The current exhibition is a tribute to the different facets of his extraordinary, free, and joyful personality, and shows how essential art was in the artist's life and his memory.
Roger Anger's abstract work process, objects, and image asks questions, revises, and rewrites itself in the process of making. His artworks evoke a multitude of timeless gestures and iconic images but are positioned in a new context, generating a multifaceted combination of actions, methods, and possibilities that probe the full range of artistic expression. The artist aims to convey the complex, nature of the human experience through a harmonious ensemble, using a symphonic range of traces and lines. His art raises questions about the difference between thinking, seeing, and living.
Roger Anger further reduces his pictorial content and reaches a point of almost complete abstraction in this group of works; they are influenced by memories, feelings, and humor.
Throughout the works, the figures are arranged in an impressive natural structure that defines the dynamics of the painting. There is an impression of weightlessness and supernatural transparency given by Roger Anger to these semi-abstract figures. However, as they blend, their appearance and movements ultimately lend a visual monumentality to the depiction. Roger Anger's imagination matches this perfectly, both in terms of the surface and landscape, but it's a more personal recollection than a precise visual reference; it's vague, appearing and disappearing again.

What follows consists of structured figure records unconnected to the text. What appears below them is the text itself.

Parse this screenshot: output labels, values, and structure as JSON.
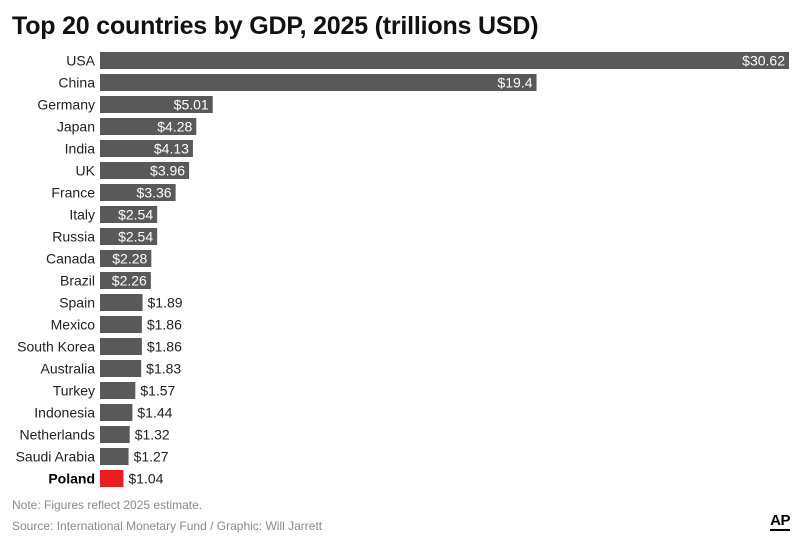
{
  "chart_data": {
    "type": "bar",
    "orientation": "horizontal",
    "title": "Top 20 countries by GDP, 2025 (trillions USD)",
    "categories": [
      "USA",
      "China",
      "Germany",
      "Japan",
      "India",
      "UK",
      "France",
      "Italy",
      "Russia",
      "Canada",
      "Brazil",
      "Spain",
      "Mexico",
      "South Korea",
      "Australia",
      "Turkey",
      "Indonesia",
      "Netherlands",
      "Saudi Arabia",
      "Poland"
    ],
    "values": [
      30.62,
      19.4,
      5.01,
      4.28,
      4.13,
      3.96,
      3.36,
      2.54,
      2.54,
      2.28,
      2.26,
      1.89,
      1.86,
      1.86,
      1.83,
      1.57,
      1.44,
      1.32,
      1.27,
      1.04
    ],
    "value_labels": [
      "$30.62",
      "$19.4",
      "$5.01",
      "$4.28",
      "$4.13",
      "$3.96",
      "$3.36",
      "$2.54",
      "$2.54",
      "$2.28",
      "$2.26",
      "$1.89",
      "$1.86",
      "$1.86",
      "$1.83",
      "$1.57",
      "$1.44",
      "$1.32",
      "$1.27",
      "$1.04"
    ],
    "highlight": "Poland",
    "colors": {
      "bar": "#595959",
      "highlight": "#ee1c1c"
    },
    "xlim": [
      0,
      30.62
    ],
    "grid": false,
    "legend": "none"
  },
  "footer": {
    "note": "Note: Figures reflect 2025 estimate.",
    "source": "Source: International Monetary Fund / Graphic: Will Jarrett",
    "logo": "AP"
  }
}
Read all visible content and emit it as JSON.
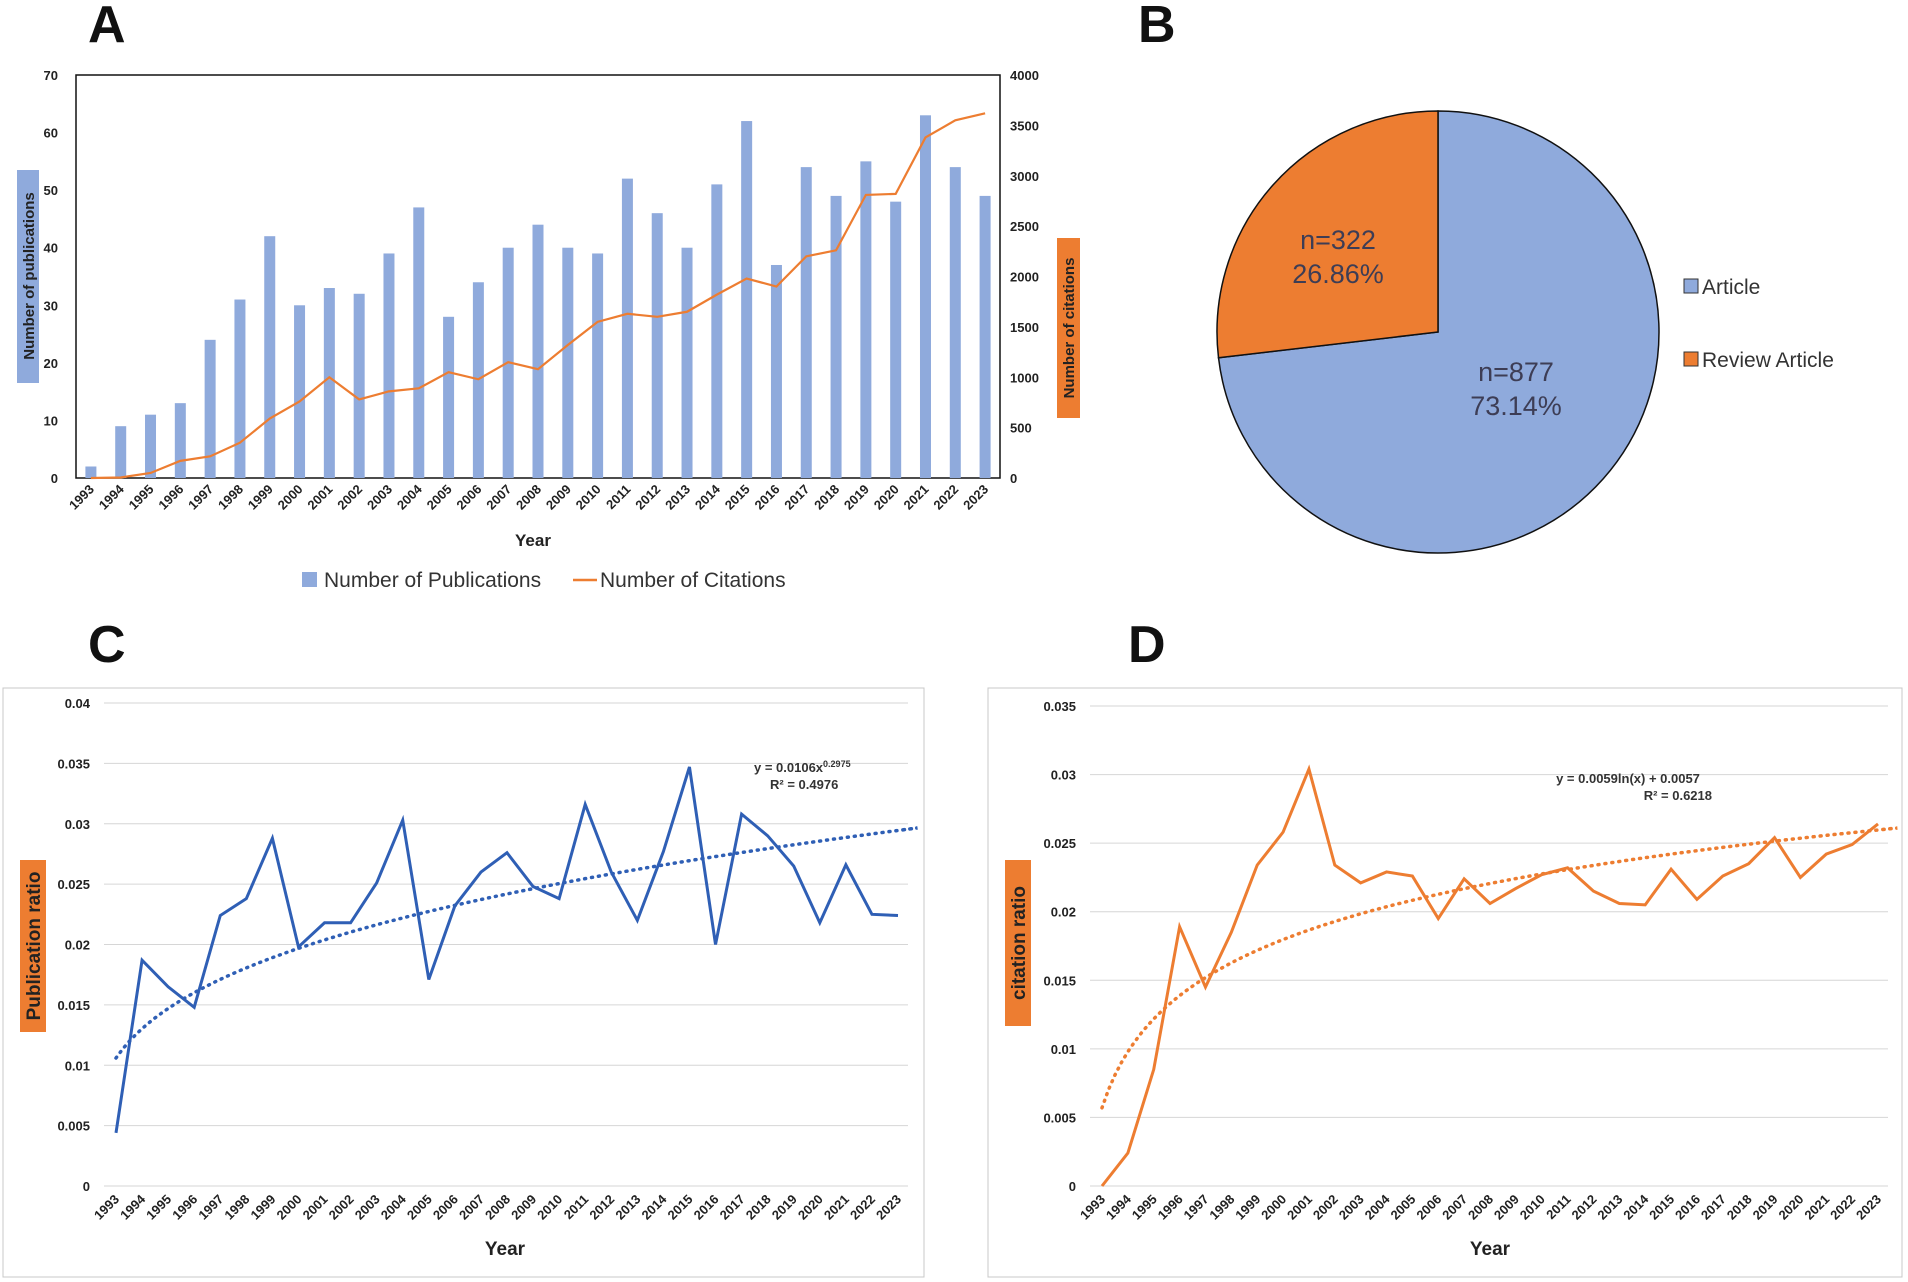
{
  "panels": {
    "a": "A",
    "b": "B",
    "c": "C",
    "d": "D"
  },
  "colors": {
    "blue_bar": "#8faadc",
    "orange": "#ed7d31",
    "blue_line": "#2f5fb5",
    "label_bg_blue": "#8faadc",
    "label_bg_orange": "#ed7d31"
  },
  "chart_data": [
    {
      "id": "A",
      "type": "bar",
      "title": "",
      "xlabel": "Year",
      "ylabel": "Number of publications",
      "y2label": "Number of citations",
      "categories": [
        "1993",
        "1994",
        "1995",
        "1996",
        "1997",
        "1998",
        "1999",
        "2000",
        "2001",
        "2002",
        "2003",
        "2004",
        "2005",
        "2006",
        "2007",
        "2008",
        "2009",
        "2010",
        "2011",
        "2012",
        "2013",
        "2014",
        "2015",
        "2016",
        "2017",
        "2018",
        "2019",
        "2020",
        "2021",
        "2022",
        "2023"
      ],
      "ylim": [
        0,
        70
      ],
      "y_ticks": [
        "0",
        "10",
        "20",
        "30",
        "40",
        "50",
        "60",
        "70"
      ],
      "y2lim": [
        0,
        4000
      ],
      "y2_ticks": [
        "0",
        "500",
        "1000",
        "1500",
        "2000",
        "2500",
        "3000",
        "3500",
        "4000"
      ],
      "series": [
        {
          "name": "Number of Publications",
          "axis": "left",
          "kind": "bar",
          "values": [
            2,
            9,
            11,
            13,
            24,
            31,
            42,
            30,
            33,
            32,
            39,
            47,
            28,
            34,
            40,
            44,
            40,
            39,
            52,
            46,
            40,
            51,
            62,
            37,
            54,
            49,
            55,
            48,
            63,
            54,
            49
          ]
        },
        {
          "name": "Number of Citations",
          "axis": "right",
          "kind": "line",
          "values": [
            0,
            5,
            50,
            170,
            215,
            350,
            590,
            760,
            1000,
            780,
            860,
            890,
            1050,
            980,
            1150,
            1080,
            1320,
            1550,
            1630,
            1600,
            1650,
            1820,
            1980,
            1900,
            2200,
            2260,
            2810,
            2820,
            3380,
            3550,
            3620
          ]
        }
      ],
      "legend": [
        "Number of Publications",
        "Number of Citations"
      ],
      "legend_position": "bottom"
    },
    {
      "id": "B",
      "type": "pie",
      "slices": [
        {
          "name": "Article",
          "count_label": "n=877",
          "percent_label": "73.14%",
          "value": 73.14
        },
        {
          "name": "Review Article",
          "count_label": "n=322",
          "percent_label": "26.86%",
          "value": 26.86
        }
      ],
      "legend": [
        "Article",
        "Review Article"
      ],
      "legend_position": "right"
    },
    {
      "id": "C",
      "type": "line",
      "xlabel": "Year",
      "ylabel": "Publication ratio",
      "categories": [
        "1993",
        "1994",
        "1995",
        "1996",
        "1997",
        "1998",
        "1999",
        "2000",
        "2001",
        "2002",
        "2003",
        "2004",
        "2005",
        "2006",
        "2007",
        "2008",
        "2009",
        "2010",
        "2011",
        "2012",
        "2013",
        "2014",
        "2015",
        "2016",
        "2017",
        "2018",
        "2019",
        "2020",
        "2021",
        "2022",
        "2023"
      ],
      "ylim": [
        0,
        0.04
      ],
      "y_ticks": [
        "0",
        "0.005",
        "0.01",
        "0.015",
        "0.02",
        "0.025",
        "0.03",
        "0.035",
        "0.04"
      ],
      "series": [
        {
          "name": "Publication ratio",
          "values": [
            0.0044,
            0.0187,
            0.0165,
            0.0148,
            0.0224,
            0.0238,
            0.0288,
            0.0198,
            0.0218,
            0.0218,
            0.0251,
            0.0303,
            0.0171,
            0.0232,
            0.026,
            0.0276,
            0.0248,
            0.0238,
            0.0316,
            0.026,
            0.022,
            0.0277,
            0.0347,
            0.02,
            0.0308,
            0.029,
            0.0265,
            0.0218,
            0.0266,
            0.0225,
            0.0224
          ]
        }
      ],
      "trendline": {
        "type": "power",
        "a": 0.0106,
        "b": 0.2975
      },
      "equation": "y = 0.0106x",
      "equation_exp": "0.2975",
      "r2": "R² = 0.4976"
    },
    {
      "id": "D",
      "type": "line",
      "xlabel": "Year",
      "ylabel": "citation ratio",
      "categories": [
        "1993",
        "1994",
        "1995",
        "1996",
        "1997",
        "1998",
        "1999",
        "2000",
        "2001",
        "2002",
        "2003",
        "2004",
        "2005",
        "2006",
        "2007",
        "2008",
        "2009",
        "2010",
        "2011",
        "2012",
        "2013",
        "2014",
        "2015",
        "2016",
        "2017",
        "2018",
        "2019",
        "2020",
        "2021",
        "2022",
        "2023"
      ],
      "ylim": [
        0,
        0.035
      ],
      "y_ticks": [
        "0",
        "0.005",
        "0.01",
        "0.015",
        "0.02",
        "0.025",
        "0.03",
        "0.035"
      ],
      "series": [
        {
          "name": "citation ratio",
          "values": [
            0.0,
            0.0024,
            0.0085,
            0.0189,
            0.0145,
            0.0185,
            0.0234,
            0.0258,
            0.0304,
            0.0234,
            0.0221,
            0.0229,
            0.0226,
            0.0195,
            0.0224,
            0.0206,
            0.0217,
            0.0227,
            0.0232,
            0.0215,
            0.0206,
            0.0205,
            0.0231,
            0.0209,
            0.0226,
            0.0235,
            0.0254,
            0.0225,
            0.0242,
            0.0249,
            0.0264
          ]
        }
      ],
      "trendline": {
        "type": "log",
        "a": 0.0059,
        "b": 0.0057
      },
      "equation": "y = 0.0059ln(x) + 0.0057",
      "r2": "R² = 0.6218"
    }
  ]
}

Roger Anger, the artist, has moved to the interface between architecture and art.
His visions are not simple building structures, but poetic compositions of light, colours, and shapes. In a world that often draws boundaries between 'practical' and 'aesthetic', Roger Anger combined these two dimensions. His works are testaments to a deep sensitivity to beauty and its resonance with human emotion. With a fine balance between modernity and timeless aesthetics, he has transformed the material into living works of art that carry a universal quality that combines the specific and the infinite, the material and the ephemeral.